Par un mémoire en défense enregistré le 24 novembre 2023, le garde des sceaux, ministre de la justice, conclut au rejet de la requête.
Il fait valoir que :
- aucune faute ne lui est imputable ;
- la réalité des préjudices allégués n'est pas démontrée.
M. B obtenu le bénéfice de l'aide juridictionnelle totale par une décision du 9 juillet 2021.
Vu les autres pièces du dossier ;
Vu :
- le code de procédure pénale ;
- la loi n° 91-647 du 10 juillet 1991 ;
- le code de justice administrative ;
Les parties ont été régulièrement averties du jour de l'audience.
Ont été entendus au cours de l'audience publique :
- le rapport de M. Bureau,
- les conclusions de M. Lacaïle, rapporteur public.
Considérant ce qui suit :
1. M. B, détenu au centre pénitentiaire d'Alençon, a été placé à l'isolement au sein du centre pénitentiaire de Fresnes et de la maison centrale de Saint-Martin-de-Ré sur plusieurs périodes du 1er janvier 2017 au 31 décembre 2018. Par un courrier du 16 mars 2021, l'avocat de M. B a adressé au garde des sceaux, ministre de la justice, une demande tendant au versement d'une somme de 24 000 euros en réparation des préjudices subis par M. B du fait de l'illégalité des décisions prolongeant son isolement. Du silence gardé par l'administration sur cette demande, une décision implicite de rejet de la demande indemnitaire préalable du requérant est née. Par la présente requête, M. B demande la condamnation de l'Etat à lui verser la somme de 24 000 euros.
Sur la responsabilité :
2. Aux termes de l'article R. 57-7-68 du code de procédure pénale alors en vigueur : " Lorsque la personne détenue est à l'isolement depuis un an à compter de la décision initiale, le ministre de la justice peut prolonger l'isolement pour une durée maximale de trois mois renouvelable. / La décision est prise sur rapport motivé du directeur interrégional saisi par le chef d'établissement selon les modalités de l'article R. 57-7-64. / L'isolement ne peut être prolongé au-delà de deux ans sauf, à titre exceptionnel, si le placement à l'isolement constitue l'unique moyen d'assurer la sécurité des personnes ou de l'établissement. / Dans ce cas, la décision de prolongation doit être spécialement motivée. ". Aux termes des quatrième et cinquième alinéas de l'article R. 57-7-64 du même code alors en vigueur : " Le chef d'établissement, après avoir recueilli préalablement à sa proposition de prolongation l'avis écrit du médecin intervenant à l'établissement, transmet le dossier de la procédure accompagné de ses observations au directeur interrégional des services pénitentiaires lorsque la décision relève de la compétence de celui-ci ou du ministre de la justice. / La décision est motivée. Elle est notifiée sans délai à la personne détenue par le chef d'établissement. ". Aux termes du second alinéa de l'article R. 57-7-73 du même code alors en vigueur : " L'avis écrit du médecin intervenant dans l'établissement est recueilli préalablement à toute proposition de renouvellement de la mesure au-delà de six mois et versé au dossier de la procédure. ".
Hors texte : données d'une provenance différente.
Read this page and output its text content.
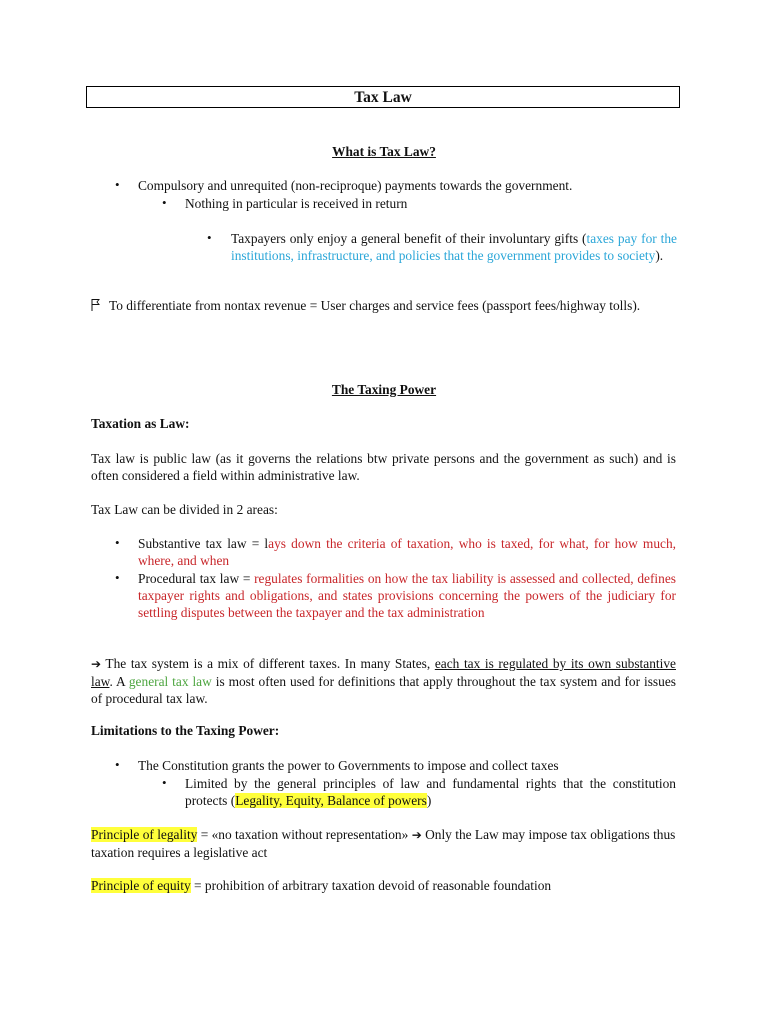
Tax Law
What is Tax Law?
• Compulsory and unrequited (non-reciproque) payments towards the government.
• Nothing in particular is received in return
• Taxpayers only enjoy a general benefit of their involuntary gifts (taxes pay for the institutions, infrastructure, and policies that the government provides to society).
To differentiate from nontax revenue = User charges and service fees (passport fees/highway tolls).
The Taxing Power
Taxation as Law:
Tax law is public law (as it governs the relations btw private persons and the government as such) and is often considered a field within administrative law.
Tax Law can be divided in 2 areas:
• Substantive tax law = lays down the criteria of taxation, who is taxed, for what, for how much, where, and when
• Procedural tax law = regulates formalities on how the tax liability is assessed and collected, defines taxpayer rights and obligations, and states provisions concerning the powers of the judiciary for settling disputes between the taxpayer and the tax administration
➔ The tax system is a mix of different taxes. In many States, each tax is regulated by its own substantive law. A general tax law is most often used for definitions that apply throughout the tax system and for issues of procedural tax law.
Limitations to the Taxing Power:
• The Constitution grants the power to Governments to impose and collect taxes
• Limited by the general principles of law and fundamental rights that the constitution protects (Legality, Equity, Balance of powers)
Principle of legality = «no taxation without representation» ➔ Only the Law may impose tax obligations thus taxation requires a legislative act
Principle of equity = prohibition of arbitrary taxation devoid of reasonable foundation
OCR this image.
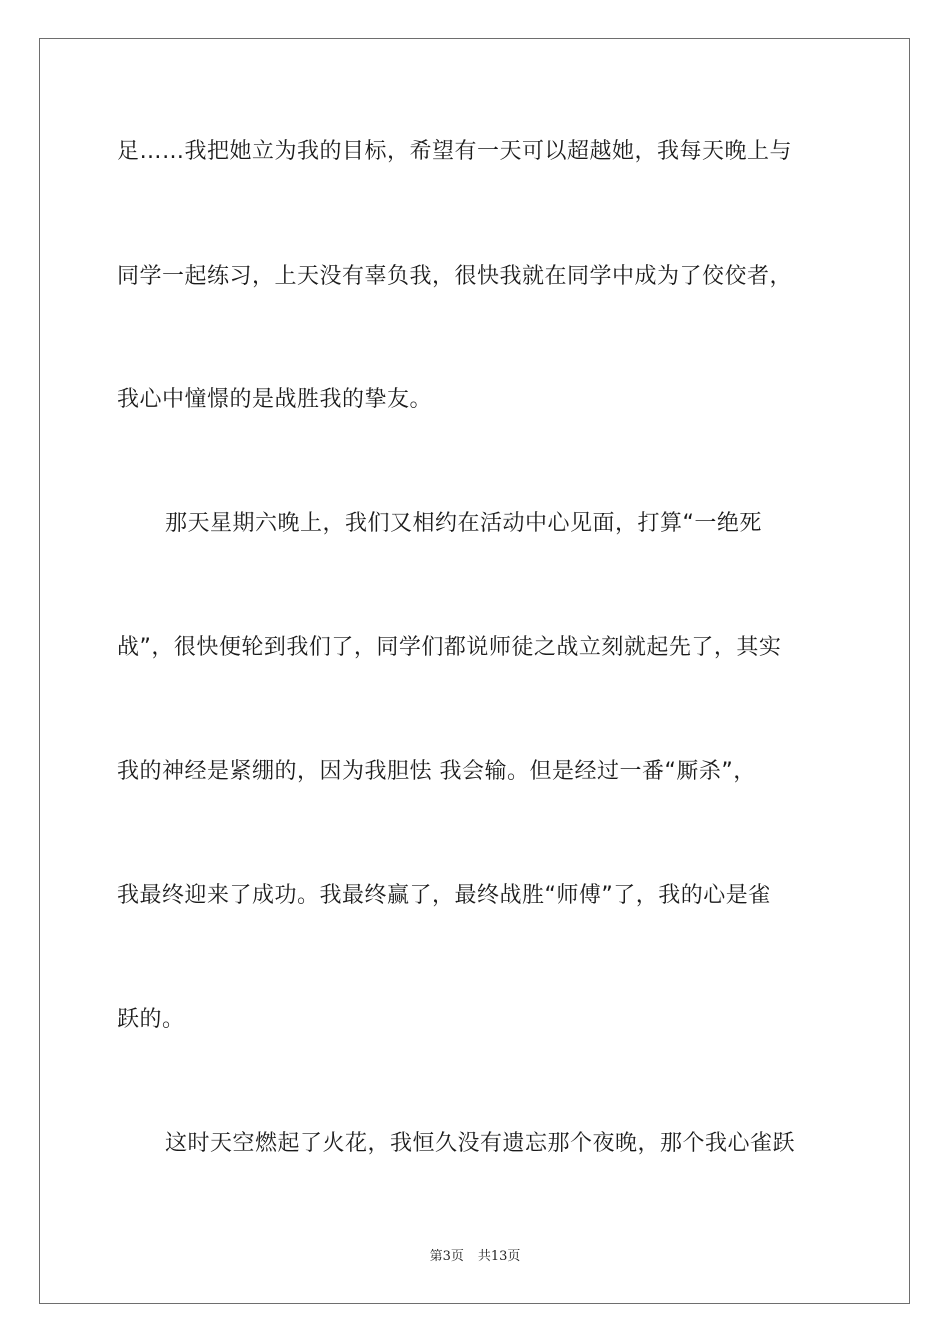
足……我把她立为我的目标，希望有一天可以超越她，我每天晚上与
同学一起练习，上天没有辜负我，很快我就在同学中成为了佼佼者，
我心中憧憬的是战胜我的挚友。
那天星期六晚上，我们又相约在活动中心见面，打算“一绝死
战”，很快便轮到我们了，同学们都说师徒之战立刻就起先了，其实
我的神经是紧绷的，因为我胆怯 我会输。但是经过一番“厮杀”，
我最终迎来了成功。我最终赢了，最终战胜“师傅”了，我的心是雀
跃的。
这时天空燃起了火花，我恒久没有遗忘那个夜晚，那个我心雀跃
第3页 共13页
3. Si l'intervention d'une décision illégale peut constituer une faute susceptible d'engager la responsabilité de l'Etat, elle ne saurait donner lieu à réparation si, dans le cas d'une procédure régulière, la même décision aurait pu légalement être prise. Ainsi, lorsqu'une personne sollicite le versement d'une indemnité en réparation du préjudice subi du fait de l'illégalité, pour un vice de procédure, de la décision prolongeant son isolement, il appartient au juge de plein contentieux, saisi de moyens en ce sens, de déterminer, en premier lieu, la nature de cette irrégularité procédurale puis, en second lieu, de rechercher, en forgeant sa conviction au vu de l'ensemble des éléments produits par les parties, si, compte tenu de la nature et de la gravité de cette irrégularité procédurale, la même décision aurait pu être légalement prise, dans le cadre d'une procédure régulière.
4. Il résulte de l'instruction que seule la décision du 25 octobre 2018 prolongeant la mise à l'isolement de M. B n'a pas été prise à la suite d'un avis écrit du médecin intervenant dans l'établissement. Il résulte également de l'instruction que le défaut de saisine d'un médecin intervenant dans l'établissement ne saurait, dans les circonstances de l'espèce, et dès lors que M. B n'apporte pas les éléments suffisants quant aux conséquences de la décision du 25 octobre 2018 sur son état de santé, être regardé comme ayant pu avoir une influence sur le sens de la décision litigieuse. Par suite, l'irrégularité procédurale relevée n'est pas de nature à engager la responsabilité de l'administration à l'égard de M. B, qui, au demeurant et en tout état de cause, n'apporte aucun élément de nature à établir la réalité du préjudice moral qu'il invoque.
5. Il résulte de tout ce qui précède que M. B n'est pas fondé à soutenir que l'administration pénitentiaire a commis une illégalité fautive de nature à engager la responsabilité de l'Etat à son égard.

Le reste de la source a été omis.